Tel qu'annoncé lors de la conférence de presse et présenté dans un site web commun d'Hydro-Québec et de Newfoundland and Labrador Hydro (http ://wwwchurchill.ca/french), le nouvel aménagement proposé, appelé Churchill Falls Phase II, devait augmenter d'environ 4,000 MW la production d'énergie tirée de la rivière Churchill. Tout d'abord 1,000 MW de puissance seraient ajoutés à la centrale de Twin Falls par l'addition de deux nouvelles turbines (suréquipement). À 200 km en aval, une seconde centrale de 2,264 MW serait construite sur le site de Gull Island. Une troisième centrale de 800 MW, celle de Muskrat Falls, située à environ 90 km du site précédent, est aussi projetée, mais sous réserve de sa faisabilité sur le plan technique et de sa rentabilité selon des études plus poussées. Abstraction faite [90] de cette dernière, les nouveaux équipements de production totalisant 3,200 nouveaux MW devraient fournir « jusqu'à 18 milliards de kilowattheures d'électricité par an, soit l'équivalent de la consommation annuelle moyenne d'électricité de 550,000 foyers »

(http://www.churchill.ca/french/PressCentre/prel/rel_01.htm).

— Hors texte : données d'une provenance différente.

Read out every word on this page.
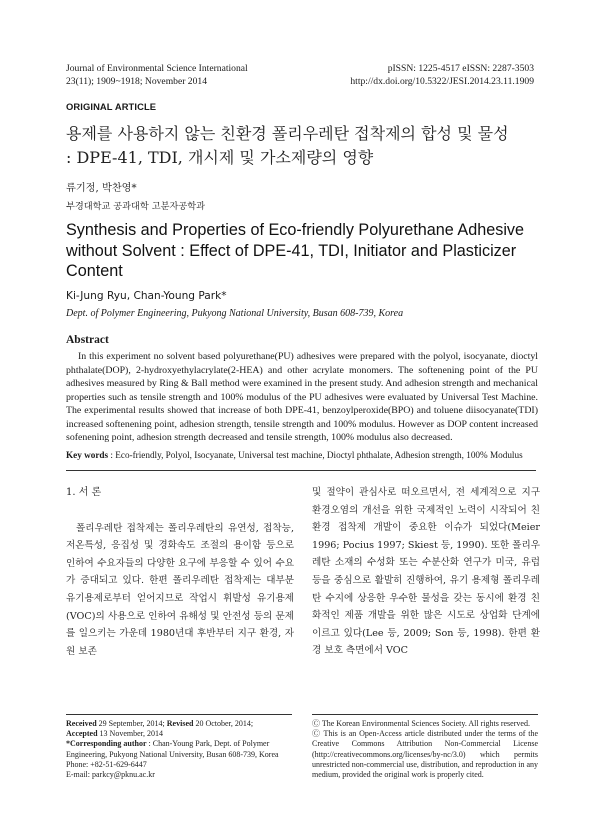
Journal of Environmental Science International
23(11); 1909~1918; November 2014
pISSN: 1225-4517 eISSN: 2287-3503
http://dx.doi.org/10.5322/JESI.2014.23.11.1909
ORIGINAL ARTICLE
용제를 사용하지 않는 친환경 폴리우레탄 접착제의 합성 및 물성
: DPE-41, TDI, 개시제 및 가소제량의 영향
류기정, 박찬영*
부경대학교 공과대학 고분자공학과
Synthesis and Properties of Eco-friendly Polyurethane Adhesive without Solvent : Effect of DPE-41, TDI, Initiator and Plasticizer Content
Ki-Jung Ryu, Chan-Young Park*
Dept. of Polymer Engineering, Pukyong National University, Busan 608-739, Korea
Abstract
In this experiment no solvent based polyurethane(PU) adhesives were prepared with the polyol, isocyanate, dioctyl phthalate(DOP), 2-hydroxyethylacrylate(2-HEA) and other acrylate monomers. The softenening point of the PU adhesives measured by Ring & Ball method were examined in the present study. And adhesion strength and mechanical properties such as tensile strength and 100% modulus of the PU adhesives were evaluated by Universal Test Machine. The experimental results showed that increase of both DPE-41, benzoylperoxide(BPO) and toluene diisocyanate(TDI) increased softenening point, adhesion strength, tensile strength and 100% modulus. However as DOP content increased sofenening point, adhesion strength decreased and tensile strength, 100% modulus also decreased.
Key words : Eco-friendly, Polyol, Isocyanate, Universal test machine, Dioctyl phthalate, Adhesion strength, 100% Modulus
1. 서 론
폴리우레탄 접착제는 폴리우레탄의 유연성, 접착능, 저온특성, 응집성 및 경화속도 조절의 용이함 등으로 인하여 수요자들의 다양한 요구에 부응할 수 있어 수요가 증대되고 있다. 한편 폴리우레탄 접착제는 대부분 유기용제로부터 얻어지므로 작업시 휘발성 유기용제(VOC)의 사용으로 인하여 유해성 및 안전성 등의 문제를 일으키는 가운데 1980년대 후반부터 지구 환경, 자원 보존
및 절약이 관심사로 떠오르면서, 전 세계적으로 지구 환경오염의 개선을 위한 국제적인 노력이 시작되어 친환경 접착제 개발이 중요한 이슈가 되었다(Meier 1996; Pocius 1997; Skiest 등, 1990). 또한 폴리우레탄 소재의 수성화 또는 수분산화 연구가 미국, 유럽 등을 중심으로 활발히 진행하여, 유기 용제형 폴리우레탄 수지에 상응한 우수한 물성을 갖는 동시에 환경 친화적인 제품 개발을 위한 많은 시도로 상업화 단계에 이르고 있다(Lee 등, 2009; Son 등, 1998). 한편 환경 보호 측면에서 VOC
Received 29 September, 2014; Revised 20 October, 2014;
Accepted 13 November, 2014
*Corresponding author : Chan-Young Park, Dept. of Polymer Engineering, Pukyong National University, Busan 608-739, Korea
Phone: +82-51-629-6447
E-mail: parkcy@pknu.ac.kr
Ⓒ The Korean Environmental Sciences Society. All rights reserved.
Ⓒ This is an Open-Access article distributed under the terms of the Creative Commons Attribution Non-Commercial License (http://creativecommons.org/licenses/by-nc/3.0) which permits unrestricted non-commercial use, distribution, and reproduction in any medium, provided the original work is properly cited.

Pour assurer cette augmentation importante de production d'énergie sur la rivière Churchill, un apport d'eau supplémentaire serait fourni par la dérivation partielle du haut bassin hydrographique de deux rivières situées en grande partie en territoire québécois, soit sur la rive nord du Saint-Laurent : la Saint-Jean et la Romaine. Dans le cas de la première, le détournement d'environ 20 à 25% de son débit annuel moyen serait réalisé à 170 km de son embouchure. Pour la seconde, c'est environ la moitié de son débit annuel moyen qui serait dérivé à 190 km de son embouchure. Le réservoir créé par ces deux détournements porterait la surface des plans d'eau existants, dont le lac Brûlé, de 400 km2 à 1,100 km2. Selon les promoteurs, ces dérivations partielles devraient « permettre de produire environ cinq milliards de kilowattheures par année au site de la nouvelle centrale de Churchill Falls » (http://www.churchill.ca/french/Proj/Divers/).

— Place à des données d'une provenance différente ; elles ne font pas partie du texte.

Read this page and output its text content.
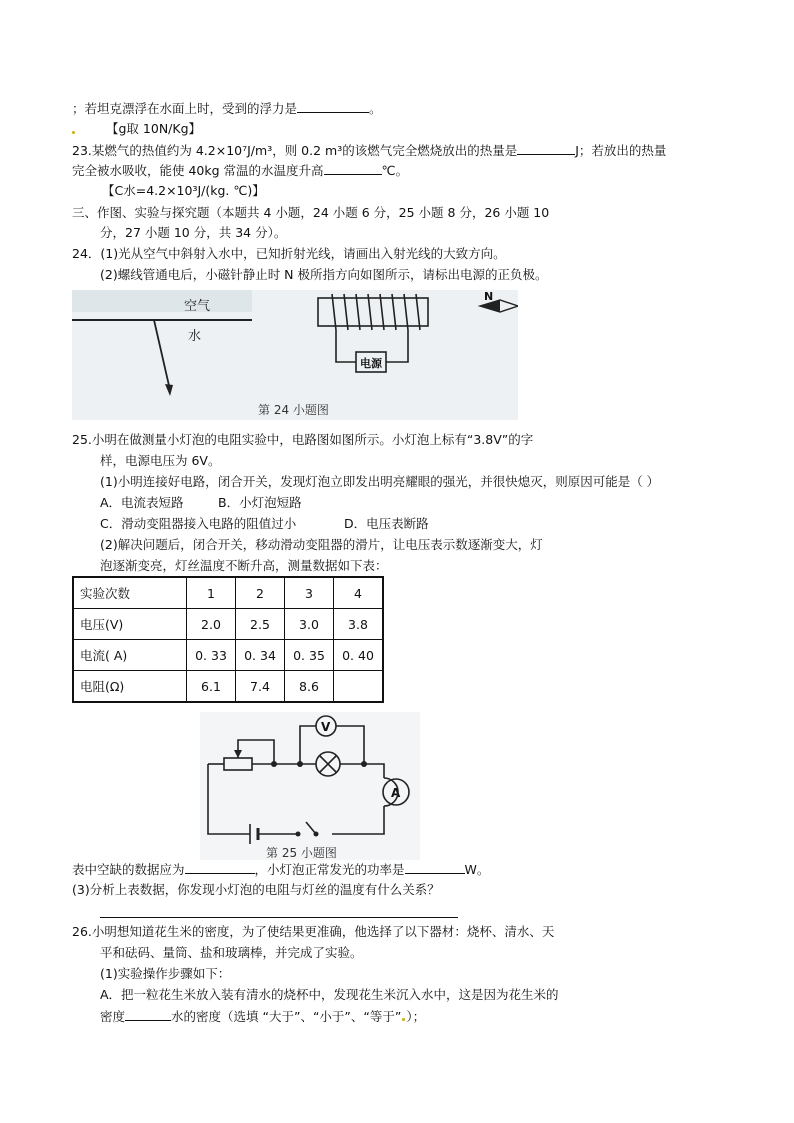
；若坦克漂浮在水面上时，受到的浮力是	。
【g取 10N/Kg】
23.某燃气的热值约为 4.2×10⁷J/m³，则 0.2 m³的该燃气完全燃烧放出的热量是	J；若放出的热量
完全被水吸收，能使 40kg 常温的水温度升高	℃。
【C水=4.2×10³J/(kg. ℃)】
三、作图、实验与探究题（本题共 4 小题，24 小题 6 分，25 小题 8 分，26 小题 10
分，27 小题 10 分，共 34 分）。
24．(1)光从空气中斜射入水中，已知折射光线，请画出入射光线的大致方向。
(2)螺线管通电后，小磁针静止时 N 极所指方向如图所示，请标出电源的正负极。
空气
水
电源
N
第 24 小题图
25.小明在做测量小灯泡的电阻实验中，电路图如图所示。小灯泡上标有“3.8V”的字
样，电源电压为 6V。
(1)小明连接好电路，闭合开关，发现灯泡立即发出明亮耀眼的强光，并很快熄灭，则原因可能是（ ）
A．电流表短路	B．小灯泡短路
C．滑动变阻器接入电路的阻值过小	D．电压表断路
(2)解决问题后，闭合开关，移动滑动变阻器的滑片，让电压表示数逐渐变大，灯
泡逐渐变亮，灯丝温度不断升高，测量数据如下表：
实验次数	1	2	3	4
电压(V)	2.0	2.5	3.0	3.8
电流( A)	0. 33	0. 34	0. 35	0. 40
电阻(Ω)	6.1	7.4	8.6	
V
A
第 25 小题图
表中空缺的数据应为	，小灯泡正常发光的功率是	W。
(3)分析上表数据，你发现小灯泡的电阻与灯丝的温度有什么关系？
26.小明想知道花生米的密度，为了使结果更准确，他选择了以下器材：烧杯、清水、天
平和砝码、量筒、盐和玻璃棒，并完成了实验。
(1)实验操作步骤如下：
A．把一粒花生米放入装有清水的烧杯中，发现花生米沉入水中，这是因为花生米的
密度	水的密度（选填 “大于”、“小于”、“等于” ）；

De plus, de nouvelles lignes de transport d'énergie seront ajoutées : une ligne à 735 kV entre la centrale projetée de Gull Island et le poste montagnais au Québec ; une seconde ligne à735 kV entre la même centrale et Churchill Falls ; une troisième ligne de 800 kV à courant continu est aussi projetée entre Gull Island et l'île de Terre-Neuve. Aucune information n'est fournie pour le transport de l'énergie qui pourrait être produite à Muskrat Falls.

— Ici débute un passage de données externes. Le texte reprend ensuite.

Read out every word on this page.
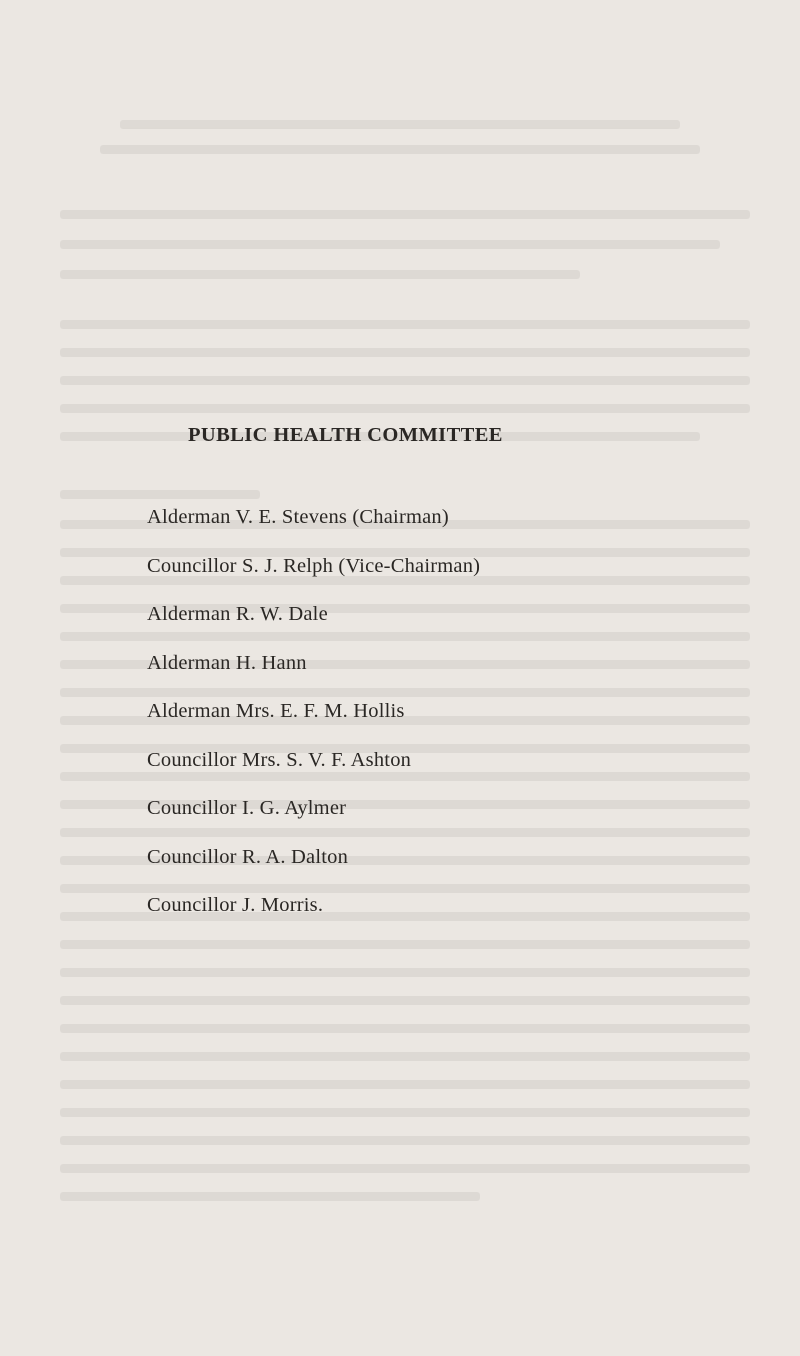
PUBLIC HEALTH COMMITTEE
Alderman V. E. Stevens (Chairman)
Councillor S. J. Relph (Vice-Chairman)
Alderman R. W. Dale
Alderman H. Hann
Alderman Mrs. E. F. M. Hollis
Councillor Mrs. S. V. F. Ashton
Councillor I. G. Aylmer
Councillor R. A. Dalton
Councillor J. Morris.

Selon les prévisions initiales, les échéanciers des différents chantiers de construction seraient les suivants : Gull Island : 2006-2008 ; suréquipement de Churchill Falls : 2006-2007 ; dérivations : 2005-2006 ; réseau de transport 2006-2007. Les coûts estimés de l'ensemble de ces travaux s'élèveraient à près de 10 milliards, avec un ajout de 1,8 milliard si le chantier de Muskrat Falls était réalisé. Le nombre des emplois ainsi créés est estimé à 49,000 années/personnes (http://www.churchill.ca/french/Proj/Divers). Tel qu'annoncé par le premier ministre Lucien Bouchard en conférence de presse, les coûts de production de l'électricité - en excluant donc les coûts de transport - ne devraient pas dépasser 0,03 $ le kWh et assurer un rendement sur le capital « de l'ordre de 11% à 12% par année » (ibid.). Le partage de l'énergie produite et des revenus de sa vente sont aussi prévus dans l'accord cadre. Gull Island Newfoundland and Labrador Hydro achèterait 1000 MW en vertu d'un contrat de trente ans à un prix couvrant les coûts et « un rendement juste et raisonnable sur les fonds propres investis par la société » (http://www.churchill.ca/french/Frarnework/). Hydro-Québec achèterait le reste de l'électricité produite « selon un prix 'netback' (prix du marché net de toutes charges liées au transport et à la commercialisation) qui reflétera les prix effectifs du marché au moment de la livraison d'électricité »(ibid.). L'énergie produite par le suréquipement de Churchill Falls serait vendue par Hydro-Québec à un « prix fixe réglementé, à la société en commandite Marketing Churchill Falls Phase II, créée en vertu des lois de Terre-Neuve et du Labrador » (ibid.). Celle-ci la revendrait ensuite à Hydro-Québec selon le même prix « net back » (ibid.). Les bénéfices de ces ventes seraient partagés entre les deux sociétés d'énergie selon leur pourcentage de participation, soit 65,8% et 34,2% (ibid.).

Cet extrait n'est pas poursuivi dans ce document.